5. The method of claim 4, wherein determining the attribute importance of at least one candidate attribute in the sample subset comprises:

determining at least one candidate attribute contained in the sample subset, and calculating attribute importance of each candidate attribute:

Wherein G (D, a) represents the attribute importance of attribute a, d= { (x) ₁ ，y ₁ )，(x ₂ ，y ₂ )…,(x _i ，y _i ) The sample subset is denoted (x) _i ，y _i ) Representing the ith sample data and corresponding class in the sample subset, I (D) being the entropy of information, D _v The V-th of the V possible values representing the candidate attribute a and contained in D, G (a) represents the number of sample data belonging to the candidate attribute a in the sample subset.

6. The method of claim 4, further comprising, prior to selecting a target attribute from the candidate attributes based on the attribute importance:

determining an average attribute importance according to the attribute importance;

and filtering out candidate attributes with the attribute importance less than the average attribute importance.

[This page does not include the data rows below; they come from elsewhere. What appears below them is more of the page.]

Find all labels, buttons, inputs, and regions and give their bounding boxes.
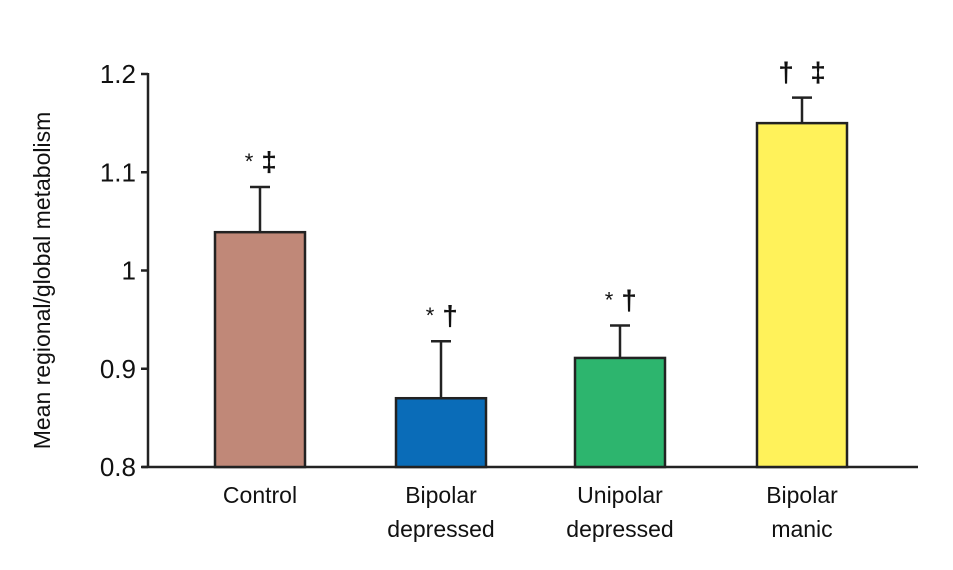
x-tick-label: depressed <box>387 516 494 542</box>
x-tick-label: Control <box>223 482 297 508</box>
bar <box>394 396 488 469</box>
significance-marker: * <box>245 149 254 174</box>
significance-marker: † <box>778 57 794 88</box>
significance-marker: * <box>605 288 614 313</box>
bar <box>213 230 307 469</box>
y-tick-label: 0.8 <box>100 452 136 482</box>
x-tick-label: Bipolar <box>766 482 838 508</box>
y-tick-label: 1 <box>122 256 136 286</box>
x-tick-label: depressed <box>566 516 673 542</box>
significance-marker: ‡ <box>810 57 826 88</box>
y-tick-label: 0.9 <box>100 354 136 384</box>
bar <box>573 356 667 469</box>
y-tick-label: 1.2 <box>100 59 136 89</box>
bar <box>755 121 849 469</box>
significance-marker: * <box>426 303 435 328</box>
x-tick-label: Bipolar <box>405 482 477 508</box>
significance-marker: † <box>442 300 458 331</box>
x-tick-label: Unipolar <box>577 482 663 508</box>
x-tick-label: manic <box>771 516 832 542</box>
y-tick-label: 1.1 <box>100 157 136 187</box>
y-axis-label: Mean regional/global metabolism <box>29 112 55 450</box>
significance-marker: † <box>621 285 637 316</box>
significance-marker: ‡ <box>261 146 277 177</box>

7. The method according to any one of claims 1-6, further comprising:

determining a sample subset corresponding to the fuzzy decision tree in the training sample and the number of sample data belonging to the candidate category in the sample subset aiming at the candidate category corresponding to each leaf node of the fuzzy decision tree in the fault prediction model, and determining the candidate category characteristics of the fuzzy decision tree according to the number;

and determining the maximum fuzzy probability of each candidate category in the fuzzy decision tree as the prediction probability of the candidate category in the fault prediction model according to the candidate category characteristics and the weight of each candidate category in the fuzzy decision tree.

8. The method of claim 1, wherein determining a fault prediction result for the capacitor from the real-time operational data based on a prediction probability of a candidate class in a fault prediction model comprises:

determining at least two corresponding candidate categories for the real-time operation data based on a fault prediction model, taking the corresponding candidate categories as candidate fault prediction results, and taking the prediction probability of the corresponding candidate categories as the prediction probability of the candidate fault prediction results;

sequencing at least two candidate prediction results according to the prediction probability of the candidate fault prediction results;

and determining a target fault prediction result according to the sequencing result.

9. A capacitor failure prediction apparatus, comprising:

the real-time data acquisition module is used for acquiring real-time operation data of fault state quantity of the capacitor in the transformer substation in the real-time working process; the fault state quantity is an abnormal state quantity in the fault process of the capacitor;

the fault prediction module is used for determining a fault prediction result of the capacitor according to the real-time operation data based on the prediction probability of the candidate category in the fault prediction model;

The fault prediction model is obtained through training in the following mode: determining the fault state quantity and the historical operation data of the fault state quantity from the historical operation data of the capacitor as training samples; and training an initial fault prediction model according to the training sample by adopting an integrated classifier of attribute importance to obtain the fault prediction model.

10. An electronic device, the electronic device comprising:

at least one processor; and

a memory communicatively coupled to the at least one processor; wherein,,

the memory stores a computer program executable by the at least one processor to enable the at least one processor to perform the capacitor fault prediction method of any one of claims 1-8.

11. A computer readable storage medium storing computer instructions for causing a processor to implement the capacitor failure prediction method of any one of claims 1-8 when executed.